NUNCA le había prestado demasiada atención al fenómeno de la suerte del principiante. Me parecía, como su propio nombre indica, una simple cuestión de suerte y ya.
Pero el libro Zen en el arte del tiro con arco, del filósofo europeo Eugen Herrigel (1884-1955), me ha dado un enfoque nuevo sobre el asunto.
Herrigel cuenta su experiencia como discípulo del maestro Awa Kenzo, en el arte del kyudo (tiro con arco), durante su estancia en Japón entre los años 1924 y 1929.
El pobre Herrigel estuvo meses y meses repitiendo las posturas del arquero, agotado de mantener la tensión del arco, disparando contra un rollo de paja, apenas a dos metros de distancia, sin progresar nada de nada, a criterio de su maestro. En el arte del kyudo, la flecha «se» dispara sola en el momento oportuno, no la dispara el arquero a su voluntad. Cuanto más se empeñe en acertar en el blanco, confiando conscientemente en su destreza o en emplear cualquier técnica, peor resulta. Por absurdo que parezca, el arquero no tiene que apuntar, debe desprenderse de cualquier intención de dar en el blanco y de su propio yo. (Este concepto lo conecto con el principio del wu wei del taoismo, del que hablé en el palike #186, pero ya volveré sobre él en otro momento).
Cierto día Herrigel se dio cuenta de que «se» había hecho un buen disparo, porque su maestro hizo una reverencia, y exteriorizó su alegría. Pero el maestro se enfadó con él, porque alegrarse, igual que enfadarse en caso de fallar, es un acto superfluo que no aporta nada al hecho en sí. La virtud no tiene otro premio que la propia virtud.

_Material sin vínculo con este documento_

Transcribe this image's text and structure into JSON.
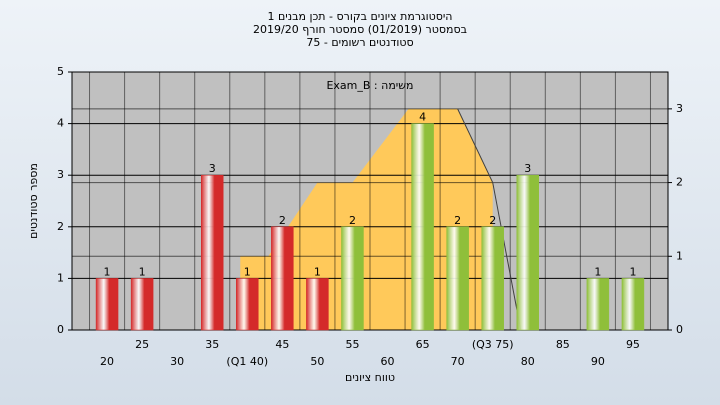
{
  "chart_data": {
    "type": "bar",
    "title": "היסטוגרמת ציונים בקורס - תכן מבנים 1",
    "subtitle": "בסמסטר  (01/2019)  סמסטר חורף 2019/20",
    "subtitle2": "סטודנטים רשומים - 75",
    "annotation": "משימה : Exam_B",
    "x_label": "טווח ציונים",
    "y_label": "מספר סטודנטים",
    "categories": [
      "20",
      "25",
      "30",
      "35",
      "(Q1 40)",
      "45",
      "50",
      "55",
      "60",
      "65",
      "70",
      "(Q3 75)",
      "80",
      "85",
      "90",
      "95"
    ],
    "values": [
      1,
      1,
      0,
      3,
      1,
      2,
      1,
      2,
      0,
      4,
      2,
      2,
      3,
      0,
      1,
      1
    ],
    "colors": [
      "#d42a2a",
      "#d42a2a",
      "#d42a2a",
      "#d42a2a",
      "#d42a2a",
      "#d42a2a",
      "#d42a2a",
      "#8fbf3a",
      "#8fbf3a",
      "#8fbf3a",
      "#8fbf3a",
      "#8fbf3a",
      "#8fbf3a",
      "#8fbf3a",
      "#8fbf3a",
      "#8fbf3a"
    ],
    "ylim": [
      0,
      5
    ],
    "yticks": [
      0,
      1,
      2,
      3,
      4,
      5
    ],
    "y2lim": [
      0,
      3.5
    ],
    "y2ticks": [
      0,
      1,
      2,
      3
    ],
    "xlim": [
      15,
      100
    ],
    "area": {
      "color": "#ffc95a",
      "axis": "y2",
      "x": [
        39,
        39,
        43,
        50,
        55,
        63,
        70,
        75,
        75
      ],
      "values": [
        0,
        1,
        1,
        2,
        2,
        3,
        3,
        2,
        0
      ]
    },
    "line": {
      "color": "#404040",
      "axis": "y2",
      "x": [
        70,
        75,
        79
      ],
      "values": [
        3,
        2,
        0
      ]
    },
    "grid": true
  }
}
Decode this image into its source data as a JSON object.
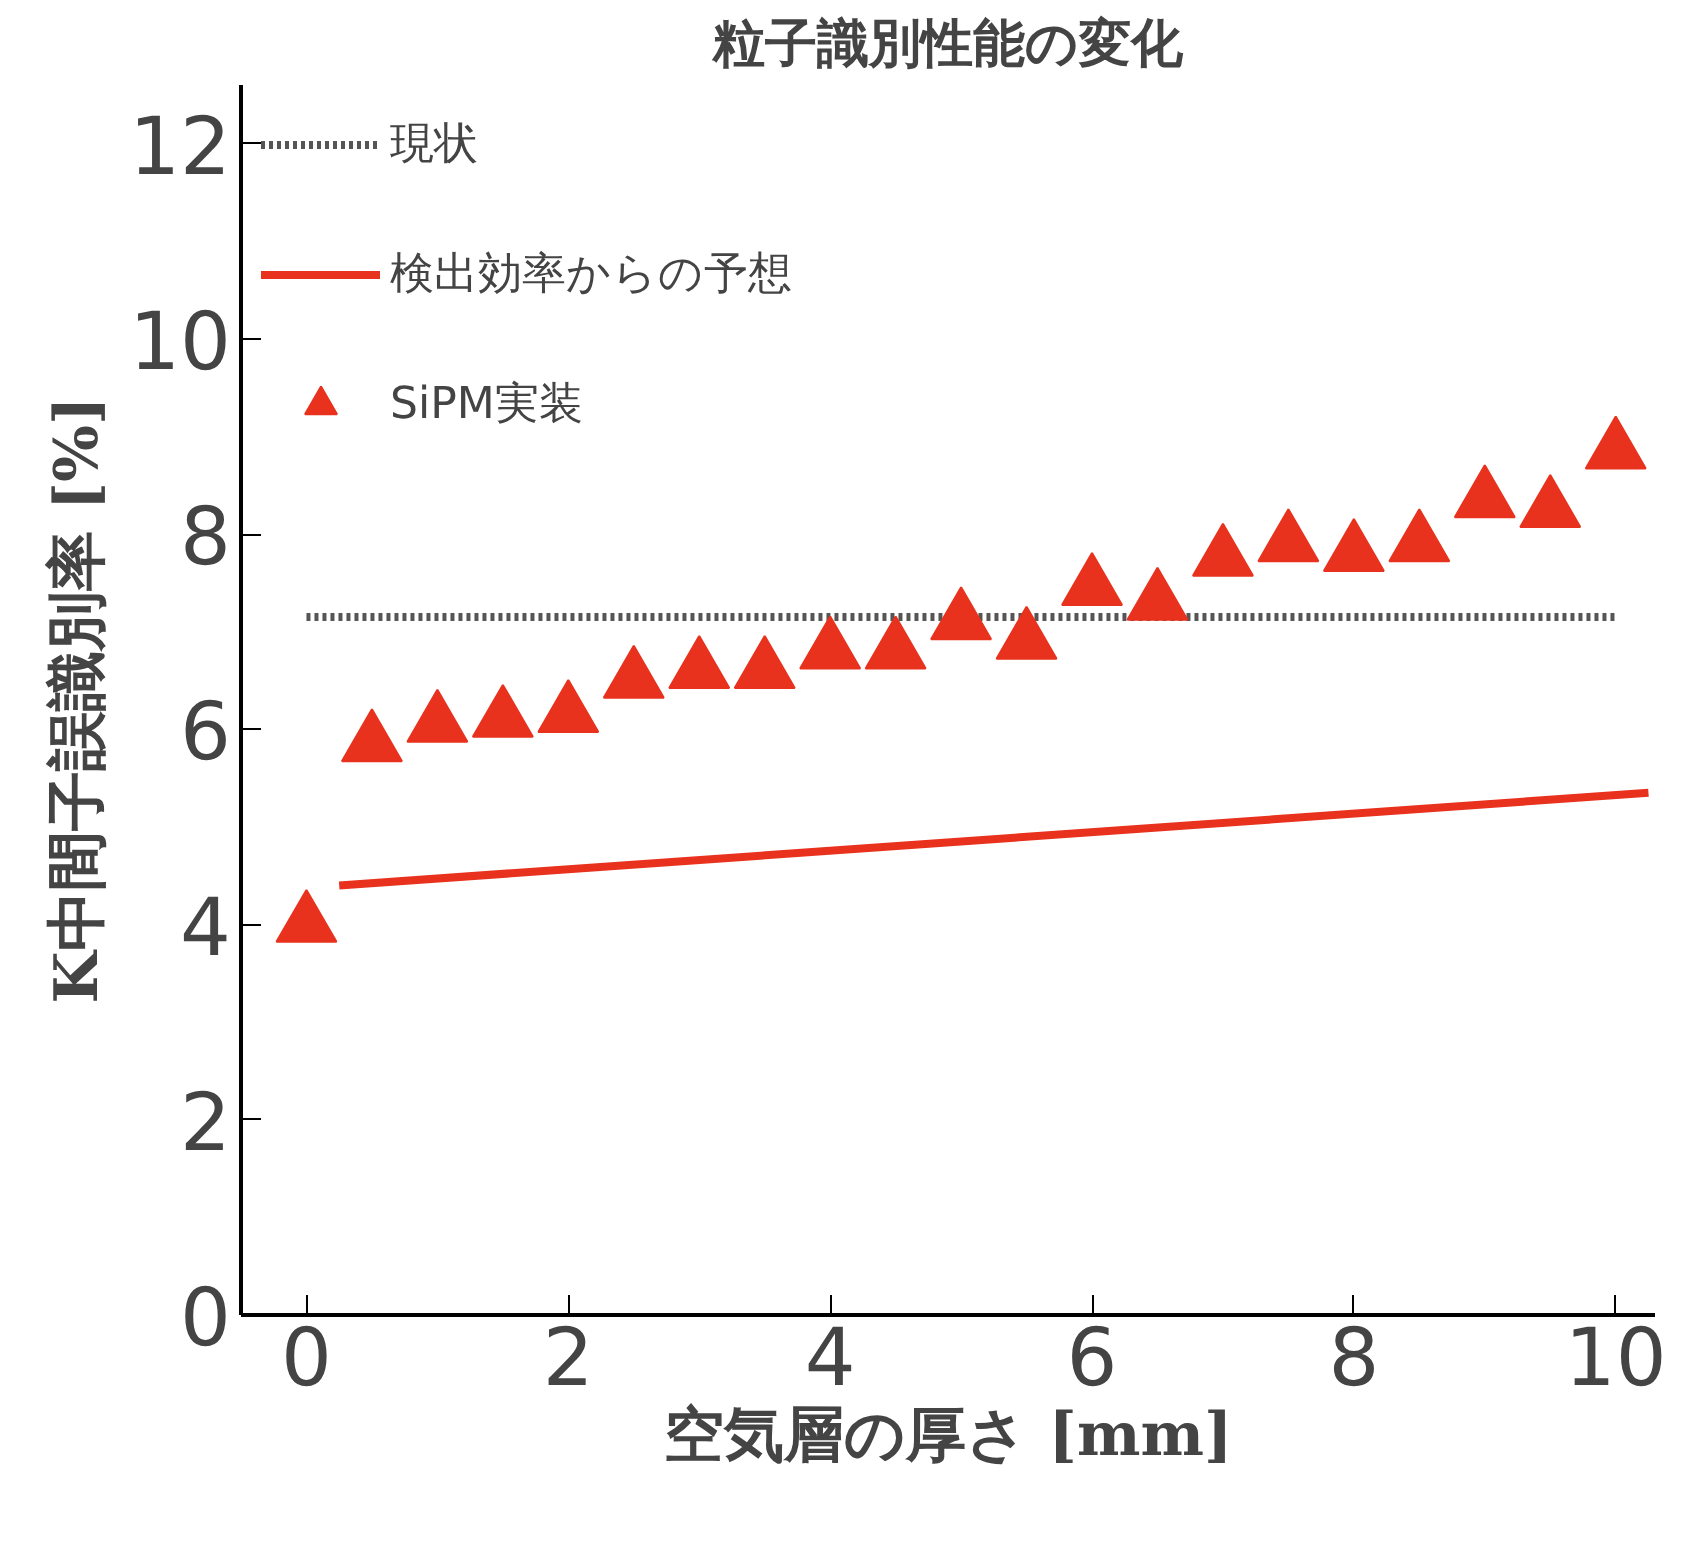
{
  "chart_data": {
    "type": "scatter",
    "title": "粒子識別性能の変化",
    "xlabel": "空気層の厚さ [mm]",
    "ylabel": "K中間子誤識別率 [%]",
    "xlim": [
      -0.5,
      10.3
    ],
    "ylim": [
      0,
      12.6
    ],
    "xticks": [
      0,
      2,
      4,
      6,
      8,
      10
    ],
    "yticks": [
      0,
      2,
      4,
      6,
      8,
      10,
      12
    ],
    "grid": false,
    "legend": "top left",
    "series": [
      {
        "name": "現状",
        "type": "line",
        "line_style": "dotted",
        "color": "#555555",
        "x": [
          0,
          10
        ],
        "values": [
          7.15,
          7.15
        ]
      },
      {
        "name": "検出効率からの予想",
        "type": "line",
        "line_style": "solid",
        "color": "#e8321e",
        "x": [
          0.25,
          10.25
        ],
        "values": [
          4.4,
          5.35
        ]
      },
      {
        "name": "SiPM実装",
        "marker": "triangle",
        "color": "#e8321e",
        "x": [
          0,
          0.5,
          1,
          1.5,
          2,
          2.5,
          3,
          3.5,
          4,
          4.5,
          5,
          5.5,
          6,
          6.5,
          7,
          7.5,
          8,
          8.5,
          9,
          9.5,
          10
        ],
        "values": [
          4.0,
          5.85,
          6.05,
          6.1,
          6.15,
          6.5,
          6.6,
          6.6,
          6.8,
          6.8,
          7.1,
          6.9,
          7.45,
          7.3,
          7.75,
          7.9,
          7.8,
          7.9,
          8.35,
          8.25,
          8.85
        ]
      }
    ]
  }
}
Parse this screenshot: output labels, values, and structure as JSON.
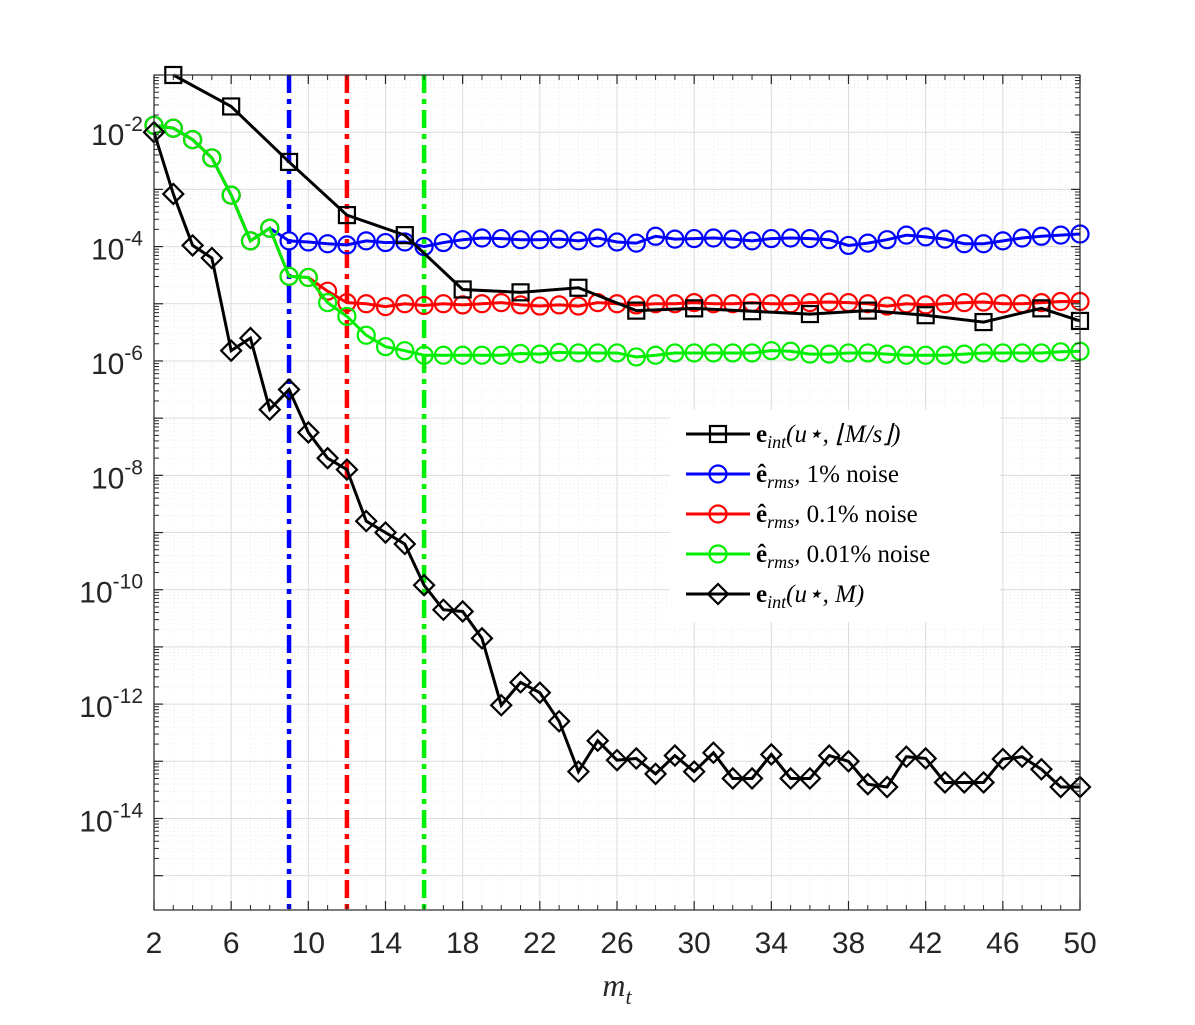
{
  "chart_data": {
    "type": "line",
    "title": "",
    "xlabel": "m_t",
    "ylabel": "",
    "xlim": [
      2,
      50
    ],
    "ylim_log10": [
      -15.6,
      -1.0
    ],
    "yscale": "log",
    "grid": true,
    "minor_grid": true,
    "legend_placement": "center-right",
    "x_ticks": [
      2,
      6,
      10,
      14,
      18,
      22,
      26,
      30,
      34,
      38,
      42,
      46,
      50
    ],
    "x_tick_labels": [
      "2",
      "6",
      "10",
      "14",
      "18",
      "22",
      "26",
      "30",
      "34",
      "38",
      "42",
      "46",
      "50"
    ],
    "y_ticks_log10": [
      -14,
      -12,
      -10,
      -8,
      -6,
      -4,
      -2
    ],
    "y_tick_labels": [
      {
        "base": "10",
        "exp": "-14"
      },
      {
        "base": "10",
        "exp": "-12"
      },
      {
        "base": "10",
        "exp": "-10"
      },
      {
        "base": "10",
        "exp": "-8"
      },
      {
        "base": "10",
        "exp": "-6"
      },
      {
        "base": "10",
        "exp": "-4"
      },
      {
        "base": "10",
        "exp": "-2"
      }
    ],
    "vertical_lines": [
      {
        "x": 9,
        "color": "#0000ff"
      },
      {
        "x": 12,
        "color": "#ff0000"
      },
      {
        "x": 16,
        "color": "#00ee00"
      }
    ],
    "series": [
      {
        "name": "e_int(u*, ⌊M/s⌋)",
        "color": "#000000",
        "marker": "square",
        "x": [
          3,
          6,
          9,
          12,
          15,
          18,
          21,
          24,
          27,
          30,
          33,
          36,
          39,
          42,
          45,
          48,
          50
        ],
        "y_log10": [
          -1.0,
          -1.55,
          -2.52,
          -3.45,
          -3.8,
          -4.75,
          -4.8,
          -4.72,
          -5.12,
          -5.08,
          -5.13,
          -5.18,
          -5.12,
          -5.2,
          -5.32,
          -5.08,
          -5.3
        ]
      },
      {
        "name": "ê_rms, 1% noise",
        "color": "#0000ff",
        "marker": "circle",
        "x": [
          2,
          3,
          4,
          5,
          6,
          7,
          8,
          9,
          10,
          11,
          12,
          13,
          14,
          15,
          16,
          17,
          18,
          19,
          20,
          21,
          22,
          23,
          24,
          25,
          26,
          27,
          28,
          29,
          30,
          31,
          32,
          33,
          34,
          35,
          36,
          37,
          38,
          39,
          40,
          41,
          42,
          43,
          44,
          45,
          46,
          47,
          48,
          49,
          50
        ],
        "y_log10": [
          -1.88,
          -1.93,
          -2.13,
          -2.45,
          -3.1,
          -3.9,
          -3.68,
          -3.9,
          -3.92,
          -3.95,
          -3.97,
          -3.9,
          -3.93,
          -3.92,
          -4.0,
          -3.93,
          -3.88,
          -3.85,
          -3.86,
          -3.88,
          -3.88,
          -3.87,
          -3.9,
          -3.85,
          -3.92,
          -3.94,
          -3.82,
          -3.87,
          -3.86,
          -3.85,
          -3.87,
          -3.9,
          -3.86,
          -3.85,
          -3.86,
          -3.88,
          -3.98,
          -3.94,
          -3.88,
          -3.8,
          -3.83,
          -3.87,
          -3.95,
          -3.95,
          -3.9,
          -3.85,
          -3.82,
          -3.8,
          -3.78
        ]
      },
      {
        "name": "ê_rms, 0.1% noise",
        "color": "#ff0000",
        "marker": "circle",
        "x": [
          2,
          3,
          4,
          5,
          6,
          7,
          8,
          9,
          10,
          11,
          12,
          13,
          14,
          15,
          16,
          17,
          18,
          19,
          20,
          21,
          22,
          23,
          24,
          25,
          26,
          27,
          28,
          29,
          30,
          31,
          32,
          33,
          34,
          35,
          36,
          37,
          38,
          39,
          40,
          41,
          42,
          43,
          44,
          45,
          46,
          47,
          48,
          49,
          50
        ],
        "y_log10": [
          -1.88,
          -1.93,
          -2.13,
          -2.45,
          -3.1,
          -3.9,
          -3.68,
          -4.52,
          -4.54,
          -4.78,
          -4.98,
          -5.0,
          -5.05,
          -5.0,
          -5.03,
          -5.0,
          -5.02,
          -5.0,
          -4.98,
          -5.02,
          -5.04,
          -5.02,
          -5.04,
          -4.98,
          -5.0,
          -5.02,
          -5.0,
          -5.0,
          -4.98,
          -5.0,
          -5.0,
          -4.98,
          -5.0,
          -5.0,
          -4.98,
          -4.97,
          -4.98,
          -5.0,
          -5.04,
          -5.0,
          -5.02,
          -5.0,
          -4.98,
          -4.97,
          -5.0,
          -5.0,
          -4.98,
          -4.96,
          -4.96
        ]
      },
      {
        "name": "ê_rms, 0.01% noise",
        "color": "#00ee00",
        "marker": "circle",
        "x": [
          2,
          3,
          4,
          5,
          6,
          7,
          8,
          9,
          10,
          11,
          12,
          13,
          14,
          15,
          16,
          17,
          18,
          19,
          20,
          21,
          22,
          23,
          24,
          25,
          26,
          27,
          28,
          29,
          30,
          31,
          32,
          33,
          34,
          35,
          36,
          37,
          38,
          39,
          40,
          41,
          42,
          43,
          44,
          45,
          46,
          47,
          48,
          49,
          50
        ],
        "y_log10": [
          -1.88,
          -1.93,
          -2.13,
          -2.45,
          -3.1,
          -3.9,
          -3.68,
          -4.52,
          -4.54,
          -4.98,
          -5.22,
          -5.55,
          -5.75,
          -5.82,
          -5.9,
          -5.9,
          -5.9,
          -5.9,
          -5.9,
          -5.87,
          -5.88,
          -5.85,
          -5.86,
          -5.86,
          -5.86,
          -5.93,
          -5.9,
          -5.86,
          -5.86,
          -5.86,
          -5.86,
          -5.86,
          -5.82,
          -5.83,
          -5.88,
          -5.88,
          -5.86,
          -5.86,
          -5.88,
          -5.9,
          -5.9,
          -5.9,
          -5.88,
          -5.86,
          -5.86,
          -5.86,
          -5.86,
          -5.84,
          -5.83
        ]
      },
      {
        "name": "e_int(u*, M)",
        "color": "#000000",
        "marker": "diamond",
        "x": [
          2,
          3,
          4,
          5,
          6,
          7,
          8,
          9,
          10,
          11,
          12,
          13,
          14,
          15,
          16,
          17,
          18,
          19,
          20,
          21,
          22,
          23,
          24,
          25,
          26,
          27,
          28,
          29,
          30,
          31,
          32,
          33,
          34,
          35,
          36,
          37,
          38,
          39,
          40,
          41,
          42,
          43,
          44,
          45,
          46,
          47,
          48,
          49,
          50
        ],
        "y_log10": [
          -2.0,
          -3.08,
          -3.98,
          -4.2,
          -5.82,
          -5.6,
          -6.85,
          -6.5,
          -7.25,
          -7.7,
          -7.9,
          -8.8,
          -9.0,
          -9.2,
          -9.92,
          -10.35,
          -10.38,
          -10.85,
          -12.02,
          -11.62,
          -11.8,
          -12.3,
          -13.18,
          -12.64,
          -12.98,
          -12.95,
          -13.22,
          -12.9,
          -13.18,
          -12.85,
          -13.3,
          -13.3,
          -12.88,
          -13.3,
          -13.3,
          -12.9,
          -13.0,
          -13.4,
          -13.45,
          -12.92,
          -12.95,
          -13.37,
          -13.37,
          -13.37,
          -12.96,
          -12.92,
          -13.14,
          -13.45,
          -13.45
        ]
      }
    ],
    "legend": {
      "entries": [
        {
          "math": "e",
          "sub": "int",
          "rest": "(u⋆, ⌊M/s⌋)",
          "suffix": ""
        },
        {
          "math": "ê",
          "sub": "rms",
          "rest": ",",
          "suffix": " 1% noise"
        },
        {
          "math": "ê",
          "sub": "rms",
          "rest": ",",
          "suffix": " 0.1% noise"
        },
        {
          "math": "ê",
          "sub": "rms",
          "rest": ",",
          "suffix": " 0.01% noise"
        },
        {
          "math": "e",
          "sub": "int",
          "rest": "(u⋆, M)",
          "suffix": ""
        }
      ]
    }
  }
}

Si el rollo místico del maestro Kenzo era una simple fantasmada, lo disimulaba bien: era capaz de dar en el blanco, en total oscuridad, a 28 metros (la distancia estándar del kyudo), e incluso conseguía que una segunda flecha partiera por la mitad a la primera, que ya estaba clavada en la diana (tipo película de Robin Hood y tal).
Esta historia me hizo pensar en la suerte del principiante. Aquel que prueba algo por primera vez (tiro con arco o cualquier otra cosa) no tiene ninguna presión, porque lo normal es que lo haga mal. Entonces actúa con espontaneidad y acierta. La gente se asombra y lo felicita. Cuando vuelve a llegar su turno, el principiante quiere repetir o mejorar su resultado anterior. Ahora siente la presión, intenta poner las manos o el cuerpo de esta o aquella manera de forma consciente… y el intento le sale rematadamente mal. Lo de antes fue la suerte del principiante, dicen todos.
Como europeos random que somos, podemos pensar que la filosofía del kyudo y otras artes orientales son un simple ceremonial vacío, pero a lo mejor la suerte del principiante es un efímero atisbo de esa otra realidad, que se nos muestra como una llamita, pero no la sabemos avivar, sino que la extinguimos con un brusco soplido de pragmatismo occidental.